El especialista en comportamiento animal Juan Manuel Liquindoli aclaró que este gesto no es meramente un reflejo ni una coincidencia. “Cuando están paseando y tu perro gira la cabeza para mirarte, no es algo casual. Los perros utilizan la mirada para comunicarse con nosotros de una forma extraordinaria”, afirmó.
Investigaciones sobre la cognición canina han demostrado que los perros perciben a los humanos no solo como cuidadores, sino también como una referencia social y un apoyo ante situaciones desconocidas.
Un experimento clásico reveló que, cuando se enfrentaban a un objeto extraño, la mayoría de los perros alternaban su mirada entre el objeto y la persona que los acompañaba. Según Liquindoli, esto indica que “no estaban mirando por casualidad, estaban buscando información”.
La reacción del humano fue determinante: si el dueño mostraba una actitud positiva hacia el objeto, el perro se acercaba y lo exploraba con confianza. Por el contrario, si la respuesta era negativa, el animal optaba por la precaución o incluso evitaba el objeto. Así, los perros no solo observan a sus dueños, sino que también utilizan esa información emocional para decidir cómo proceder.

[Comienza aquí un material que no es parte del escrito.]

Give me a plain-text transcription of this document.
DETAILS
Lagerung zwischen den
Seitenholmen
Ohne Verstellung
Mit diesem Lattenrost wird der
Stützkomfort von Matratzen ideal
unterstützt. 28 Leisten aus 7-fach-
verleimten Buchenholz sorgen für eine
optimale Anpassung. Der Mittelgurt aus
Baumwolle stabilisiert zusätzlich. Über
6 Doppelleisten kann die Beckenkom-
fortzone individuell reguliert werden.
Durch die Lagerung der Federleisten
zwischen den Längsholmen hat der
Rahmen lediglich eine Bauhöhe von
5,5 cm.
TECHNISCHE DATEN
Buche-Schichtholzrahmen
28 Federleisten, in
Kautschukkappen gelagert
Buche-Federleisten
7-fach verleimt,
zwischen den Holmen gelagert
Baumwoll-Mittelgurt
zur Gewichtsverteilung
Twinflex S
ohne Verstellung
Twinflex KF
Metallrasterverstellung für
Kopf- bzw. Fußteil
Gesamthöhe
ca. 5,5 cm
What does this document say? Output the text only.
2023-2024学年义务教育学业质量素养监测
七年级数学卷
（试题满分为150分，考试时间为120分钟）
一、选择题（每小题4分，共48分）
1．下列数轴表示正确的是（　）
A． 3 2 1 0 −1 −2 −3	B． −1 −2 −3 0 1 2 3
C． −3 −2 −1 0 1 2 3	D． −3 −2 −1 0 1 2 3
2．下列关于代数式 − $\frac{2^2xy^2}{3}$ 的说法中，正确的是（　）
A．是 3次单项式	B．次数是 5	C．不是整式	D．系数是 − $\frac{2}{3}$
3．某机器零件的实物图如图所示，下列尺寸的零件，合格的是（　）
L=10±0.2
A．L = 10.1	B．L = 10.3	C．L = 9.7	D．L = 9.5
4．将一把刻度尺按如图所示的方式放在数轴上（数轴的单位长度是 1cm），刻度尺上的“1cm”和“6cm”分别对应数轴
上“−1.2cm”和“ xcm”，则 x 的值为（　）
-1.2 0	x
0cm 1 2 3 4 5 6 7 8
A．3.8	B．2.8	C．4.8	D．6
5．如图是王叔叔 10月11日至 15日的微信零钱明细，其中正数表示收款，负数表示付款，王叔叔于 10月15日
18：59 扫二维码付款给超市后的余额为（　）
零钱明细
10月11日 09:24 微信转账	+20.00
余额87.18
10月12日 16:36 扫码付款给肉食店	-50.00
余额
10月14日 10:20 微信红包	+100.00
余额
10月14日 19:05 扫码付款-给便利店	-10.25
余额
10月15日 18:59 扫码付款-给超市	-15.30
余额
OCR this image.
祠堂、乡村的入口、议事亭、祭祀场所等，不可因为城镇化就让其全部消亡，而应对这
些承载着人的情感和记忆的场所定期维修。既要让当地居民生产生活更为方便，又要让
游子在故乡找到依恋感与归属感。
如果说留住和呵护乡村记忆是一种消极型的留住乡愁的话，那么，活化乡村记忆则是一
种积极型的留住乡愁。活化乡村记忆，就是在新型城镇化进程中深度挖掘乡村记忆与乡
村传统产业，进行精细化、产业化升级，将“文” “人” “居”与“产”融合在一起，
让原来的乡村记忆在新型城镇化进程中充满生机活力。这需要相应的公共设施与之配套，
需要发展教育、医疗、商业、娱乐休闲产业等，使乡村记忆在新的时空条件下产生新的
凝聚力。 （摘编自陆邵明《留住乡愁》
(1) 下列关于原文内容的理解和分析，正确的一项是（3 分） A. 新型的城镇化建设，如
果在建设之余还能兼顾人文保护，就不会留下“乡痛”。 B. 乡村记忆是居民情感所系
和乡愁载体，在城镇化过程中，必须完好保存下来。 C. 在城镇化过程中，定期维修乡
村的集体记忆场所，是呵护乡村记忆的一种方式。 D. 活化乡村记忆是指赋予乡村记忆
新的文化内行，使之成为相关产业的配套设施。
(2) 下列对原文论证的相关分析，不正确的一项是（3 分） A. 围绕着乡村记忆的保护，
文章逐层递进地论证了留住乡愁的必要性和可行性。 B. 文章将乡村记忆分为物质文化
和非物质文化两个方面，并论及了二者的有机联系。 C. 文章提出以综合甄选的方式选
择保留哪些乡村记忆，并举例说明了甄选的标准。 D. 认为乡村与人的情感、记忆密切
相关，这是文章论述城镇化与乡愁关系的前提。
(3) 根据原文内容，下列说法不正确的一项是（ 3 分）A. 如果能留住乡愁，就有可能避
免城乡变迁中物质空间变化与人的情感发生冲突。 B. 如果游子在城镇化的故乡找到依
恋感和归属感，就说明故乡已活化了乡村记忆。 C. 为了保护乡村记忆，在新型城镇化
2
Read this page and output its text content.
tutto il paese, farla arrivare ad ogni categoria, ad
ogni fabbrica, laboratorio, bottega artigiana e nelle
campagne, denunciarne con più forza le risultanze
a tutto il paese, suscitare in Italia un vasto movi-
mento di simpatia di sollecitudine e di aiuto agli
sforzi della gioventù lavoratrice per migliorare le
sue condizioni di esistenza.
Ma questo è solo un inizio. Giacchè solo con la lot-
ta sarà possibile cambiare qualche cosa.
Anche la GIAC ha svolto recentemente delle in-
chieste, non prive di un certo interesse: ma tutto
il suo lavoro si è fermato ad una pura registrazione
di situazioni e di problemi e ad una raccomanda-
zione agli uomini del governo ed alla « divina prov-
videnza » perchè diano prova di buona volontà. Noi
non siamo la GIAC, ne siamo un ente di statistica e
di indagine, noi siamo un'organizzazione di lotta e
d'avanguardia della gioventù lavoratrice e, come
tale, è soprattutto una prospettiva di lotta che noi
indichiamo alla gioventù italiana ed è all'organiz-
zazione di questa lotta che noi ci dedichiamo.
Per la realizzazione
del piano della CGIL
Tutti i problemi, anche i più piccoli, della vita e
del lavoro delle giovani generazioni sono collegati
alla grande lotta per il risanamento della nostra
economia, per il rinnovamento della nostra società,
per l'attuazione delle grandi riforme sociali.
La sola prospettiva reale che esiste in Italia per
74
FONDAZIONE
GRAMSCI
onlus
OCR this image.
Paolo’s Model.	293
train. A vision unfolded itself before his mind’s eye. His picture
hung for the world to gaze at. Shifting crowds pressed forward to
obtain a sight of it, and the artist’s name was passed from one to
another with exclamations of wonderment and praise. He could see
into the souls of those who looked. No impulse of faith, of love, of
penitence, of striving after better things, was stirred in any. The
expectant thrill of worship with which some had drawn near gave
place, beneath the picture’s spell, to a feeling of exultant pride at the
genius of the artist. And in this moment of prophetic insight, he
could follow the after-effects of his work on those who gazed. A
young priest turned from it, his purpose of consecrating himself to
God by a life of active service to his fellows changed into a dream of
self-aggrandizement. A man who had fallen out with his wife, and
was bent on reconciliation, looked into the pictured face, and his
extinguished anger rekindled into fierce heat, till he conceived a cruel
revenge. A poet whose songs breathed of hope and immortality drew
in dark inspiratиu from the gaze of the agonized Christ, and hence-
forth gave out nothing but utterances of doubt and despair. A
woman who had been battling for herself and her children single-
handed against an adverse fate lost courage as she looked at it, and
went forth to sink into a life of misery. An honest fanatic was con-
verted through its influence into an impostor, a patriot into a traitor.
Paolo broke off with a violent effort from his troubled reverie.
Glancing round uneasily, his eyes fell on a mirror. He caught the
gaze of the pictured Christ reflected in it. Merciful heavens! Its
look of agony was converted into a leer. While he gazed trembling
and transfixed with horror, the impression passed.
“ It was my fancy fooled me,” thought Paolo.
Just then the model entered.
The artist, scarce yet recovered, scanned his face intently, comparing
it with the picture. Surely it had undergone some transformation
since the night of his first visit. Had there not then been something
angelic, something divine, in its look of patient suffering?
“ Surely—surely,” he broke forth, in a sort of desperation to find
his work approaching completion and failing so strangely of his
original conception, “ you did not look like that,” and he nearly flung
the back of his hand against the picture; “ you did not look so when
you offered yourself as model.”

Este fenómeno está íntimamente relacionado con la conexión entre el animal y su dueño. Cuando el individuo presente en el experimento era un extraño, el comportamiento del perro apenas sufría modificaciones.
Esto evidencia que los perros no recurren a cualquier humano en busca de ayuda, sino que confían en su figura de apego. Como concluyó Liquindoli, “los perros pueden utilizar nuestras reacciones emocionales como información para interpretar situaciones nuevas, y eso parece estar profundamente influenciado por el vínculo que construyen con nosotros”.
Así que, la próxima vez que tu perro te mire durante un paseo, recuerda: te está utilizando como una brújula para navegar por el mundo.